On gas engines, cast-iron exhaust manifolds are often cooled with raw water. In saltwater situations replace them every three to five years. Not so in fresh water, though. “I’ve got boats from the ’60s with original manifolds,” Fay says, adding that 10 years tends to be a minimum life. “If they fail, though, they can rot out and leak externally into the bilge, or they leak internally and you get water in the motor,” Fay says, but even this isn’t necessarily an engine killer in fresh water if caught early.
“With fuel-injected gas engines we often see antifreeze-cooled manifolds,” Strauss says. “But it’s an option that not all boats add. On the newest engines, the catalytic converter (a newly required component) is raw-water-cooled, but the rest of the system is cooled with antifreeze.”

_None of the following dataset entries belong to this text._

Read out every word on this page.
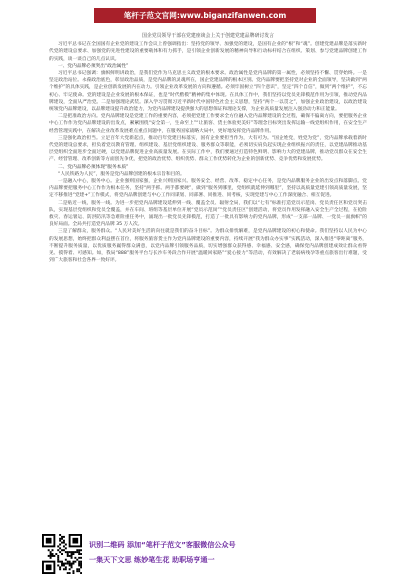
笔杆子范文官网:www.biganzifanwen.com
国企党员领导干部在党建座谈会上关于创建党建品牌研讨发言

习近平总书记在全国国有企业党的建设工作会议上曾强调指出：坚持党的领导、加强党的建设，是国有企业的“根”和“魂”。创建党建品牌是落实新时代党的建设总要求、加强党的先进性建设的重要载体和有力抓手，是引领企业创新发展的精神向导和行动标杆结合在组织、策划、参与党建品牌创建工作的实践，谈一谈自己的几点认识。

一、党内品牌必须突出“政治属性”

习近平总书记强调：旗帜鲜明讲政治，是我们党作为马克思主义政党的根本要求。政治属性是党内品牌的第一属性，必须坚持不懈、贯穿始终。一是坚定政治站位。永葆政治底色，彰显政治品质，是党内品牌的灵魂所在，国企党建品牌的根本区别。党内品牌要把坚持党对企业的全面领导，坚决做到“两个维护”的具体实践，是企业创新发展的内在动力。引领企业改革发展的方向和遵循。必须牢固树立“四个意识”，坚定“四个自信”，做到“两个维护”，不忘初心、牢记使命。党的建设是企业发展的根本保证，也是“时代楷模”精神的集中体现。在具体工作中，我们坚持以党员先锋模范作用为引领，推动党内品牌建设，全面从严治党。二是加强理论武装。深入学习贯彻习近平新时代中国特色社会主义思想，坚持“两个一以贯之”，加强企业政治建设，以政治建设统领党内品牌建设，以品牌建设提升政治能力，为党内品牌建设提供强大的思想保证和理论支撑，为企业高质量发展注入强劲动力和正能量。

二是把准政治方向。党内品牌建设是党建工作的重要内容，必须把党建工作要求全方位融入党内品牌建设的全过程，确保不偏离方向，要把服务企业中心工作作为党内品牌建设的出发点，紧紧围绕“安全第一，生命至上”“让旅客、货主体验更美好”等理念目标突出发挥运输一线党组织作用，在安全生产经营管理实践中，在解决企业改革发展难点重点问题中，在服务国家战略大局中，更好地发挥党内品牌作用。

三是强化政治担当。立足百年大党新起点，推动百年党建目标落实，国有企业要担当作为，大有可为。“国企姓党，姓党为党”，党内品牌承载着新时代党的建设总要求，担负着党员教育管理、组织建设、基层党组织建设、服务群众等职能，必须切实肩负起实现企业组织振兴的责任，以党建品牌推动基层党组织全面进步全面过硬，以党建品牌促进企业高质量发展。在实际工作中，我们要通过打造特色鲜明、影响力大的党建品牌，推动党员群众在安全生产、经营管理、改革创新等方面创先争优，把党的政治优势、组织优势、群众工作优势转化为企业的创新优势、竞争优势和发展优势。

二、党内品牌必须体现“服务本质”

“人民铁路为人民”，服务是党内品牌创建的根本宗旨和目的。

一是融入中心，服务中心。企业强则国家强，企业兴则国家兴。服务安全、经营、改革、稳定中心任务，是党内品牌服务企业的出发点和落脚点。党内品牌要把服务中心工作作为根本任务，坚持“两手抓、两手都要硬”，做到“服务到哪里，党组织就延伸到哪里”，坚持以高质量党建引领高质量发展，坚定不移推进“党建+”工作模式，将党内品牌创建与中心工作同谋划、同部署、同推进、同考核，实现党建与中心工作深度融合、相互促进。

二是贴近一线，服务一线。为进一步把党内品牌建设延伸到一线、覆盖全员、辐射全局，我们以“七有”标准打造党员示范岗、党员责任区和党员突击队，实现基层党组织和党员全覆盖，并在车间、班组等基层单位开展“党员示范岗”“党员责任区”创建活动，将党员作用发挥融入安全生产全过程，在抢险救灾、春运暑运、防洪防汛等急难险重任务中，涌现出一批党员先锋模范，打造了一批具有影响力的党内品牌，形成“一支部一品牌、一党员一面旗帜”的良好局面。全局共打造党内品牌 35 万人次。

三是了解群众，服务群众。“人民对美好生活的向往就是我们的奋斗目标”。为群众排忧解难，是党内品牌建设的初心和使命。我们坚持以人民为中心的发展思想，始终把群众利益摆在首位，将服务旅客货主作为党内品牌建设的重要内容，持续开展“我为群众办实事”实践活动，深入推进“零距离”服务，不断提升服务质量，以优质服务赢得群众满意，以党内品牌引领服务品质，切实增强群众获得感、幸福感、安全感，确保党内品牌创建成效让群众看得见、摸得着、可感知。如，我局“888”服务平台与长沙车务段合作开展“温暖回家路”“爱心接力”等活动，有效解决了老弱病残孕等重点旅客出行难题，受到广大旅客和社会各界一致好评。

识别二维码 添加“笔杆子范文”客服微信公众号
一集天下文思 练妙笔生花 助职场亨通一
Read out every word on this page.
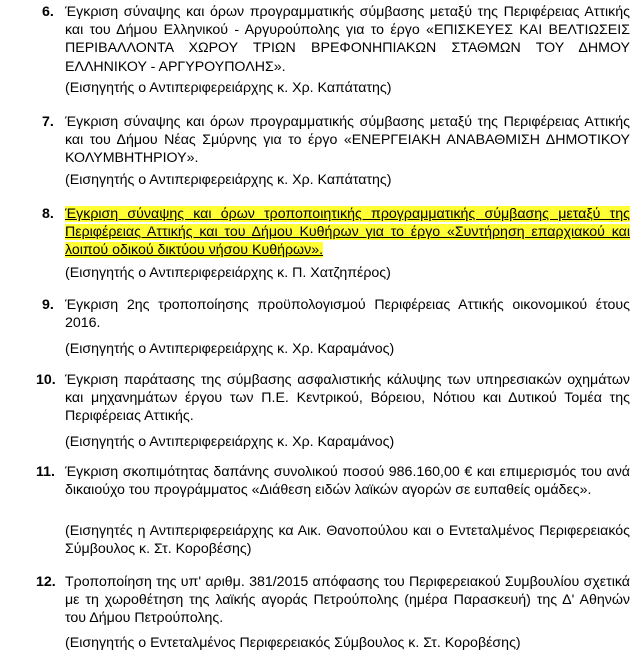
6. Έγκριση σύναψης και όρων προγραμματικής σύμβασης μεταξύ της Περιφέρειας Αττικής και του Δήμου Ελληνικού - Αργυρούπολης για το έργο «ΕΠΙΣΚΕΥΕΣ ΚΑΙ ΒΕΛΤΙΩΣΕΙΣ ΠΕΡΙΒΑΛΛΟΝΤΑ ΧΩΡΟΥ ΤΡΙΩΝ ΒΡΕΦΟΝΗΠΙΑΚΩΝ ΣΤΑΘΜΩΝ ΤΟΥ ΔΗΜΟΥ ΕΛΛΗΝΙΚΟΥ - ΑΡΓΥΡΟΥΠΟΛΗΣ».
(Εισηγητής ο Αντιπεριφερειάρχης κ. Χρ. Καπάτατης)
7. Έγκριση σύναψης και όρων προγραμματικής σύμβασης μεταξύ της Περιφέρειας Αττικής και του Δήμου Νέας Σμύρνης για το έργο «ΕΝΕΡΓΕΙΑΚΗ ΑΝΑΒΑΘΜΙΣΗ ΔΗΜΟΤΙΚΟΥ ΚΟΛΥΜΒΗΤΗΡΙΟΥ».
(Εισηγητής ο Αντιπεριφερειάρχης κ. Χρ. Καπάτατης)
8. Έγκριση σύναψης και όρων τροποποιητικής προγραμματικής σύμβασης μεταξύ της Περιφέρειας Αττικής και του Δήμου Κυθήρων για το έργο «Συντήρηση επαρχιακού και λοιπού οδικού δικτύου νήσου Κυθήρων».
(Εισηγητής ο Αντιπεριφερειάρχης κ. Π. Χατζηπέρος)
9. Έγκριση 2ης τροποποίησης προϋπολογισμού Περιφέρειας Αττικής οικονομικού έτους 2016.
(Εισηγητής ο Αντιπεριφερειάρχης κ. Χρ. Καραμάνος)
10. Έγκριση παράτασης της σύμβασης ασφαλιστικής κάλυψης των υπηρεσιακών οχημάτων και μηχανημάτων έργου των Π.Ε. Κεντρικού, Βόρειου, Νότιου και Δυτικού Τομέα της Περιφέρειας Αττικής.
(Εισηγητής ο Αντιπεριφερειάρχης κ. Χρ. Καραμάνος)
11. Έγκριση σκοπιμότητας δαπάνης συνολικού ποσού 986.160,00 € και επιμερισμός του ανά δικαιούχο του προγράμματος «Διάθεση ειδών λαϊκών αγορών σε ευπαθείς ομάδες».
(Εισηγητές η Αντιπεριφερειάρχης κα Αικ. Θανοπούλου και ο Εντεταλμένος Περιφερειακός Σύμβουλος κ. Στ. Κοροβέσης)
12. Τροποποίηση της υπ' αριθμ. 381/2015 απόφασης του Περιφερειακού Συμβουλίου σχετικά με τη χωροθέτηση της λαϊκής αγοράς Πετρούπολης (ημέρα Παρασκευή) της Δ' Αθηνών του Δήμου Πετρούπολης.
(Εισηγητής ο Εντεταλμένος Περιφερειακός Σύμβουλος κ. Στ. Κοροβέσης)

Diesel exhaust manifolds are typically cooled with antifreeze. In recent years manifolds have seen a design shift to cooling exhaust gases less, thereby transmitting less heat to cooling systems overburdened as horsepower increases. This also increases exhaust gas volume and velocity, which increases power from a given-size turbocharger and boosts horsepower but also stresses those turbos and the exhaust system.
On marine diesels, sea water is typically injected into the exhaust just past the turbochargers and then routed overboard. Most diesels are fitted with stainless-steel exhaust elbows to accomplish this. These elbows last 10 years or more and are designed so water won’t flow back into engines if they leak. Replace them at the first sign of a leak though, or risk overheating rubber and fiberglass exhaust components and/or flooding the bilge.
Gas engines almost always have cast-iron exhaust elbows. A leak can ruin an engine. Like raw-water-cooled manifolds, such exhaust elbows are replaced every three to five years in sea water, but can last many seasons in fresh water.
Raw-water pumps are similar on almost all marine engines. Change rubber impellers every year or two at the very least. Waiting until one fails means having to work to find all the pieces, typically lodged in the seawater inlet of gas or diesel heat exchangers or in the thermostat housing of open-cooled gas engines. Since silt and sea water wear bronze like sandpaper, Strauss replaces raw water pumps at 1,500 hours—half that on boats that often run in shallow water. Worn pump-cover plates greatly reduce pump efficiency. “You can usually flip the plate over,” Strauss says, turning the painted surface outside-in over the impeller.
Plastic coolant-overflow bottles mounted on bulkheads also require attention. “They’re the most neglected part of the cooling system,” Schloemer says. A pinhole in the hose that connects the overflow bottle to the engine will break the siphon between the two. “It has to be full when the engine is hot and then drain down as the engine cools,” he says. “That bottle can show everything is fine, but you could be gallons low on coolant. When the engine is cold, pull the cap on the expansion tank and check it there.”
A warm cooling system might best stay sealed, however. Some electronic engines measure and interpret changes in cooling-system pressure as a leak, limiting rpm. Pressure sensors reset once engines cool completely. Knowing such cooling-system intricacies as well as understanding where raw water and coolant flow—and where they shouldn’t flow—can catch developing problems before they turn into costly repairs.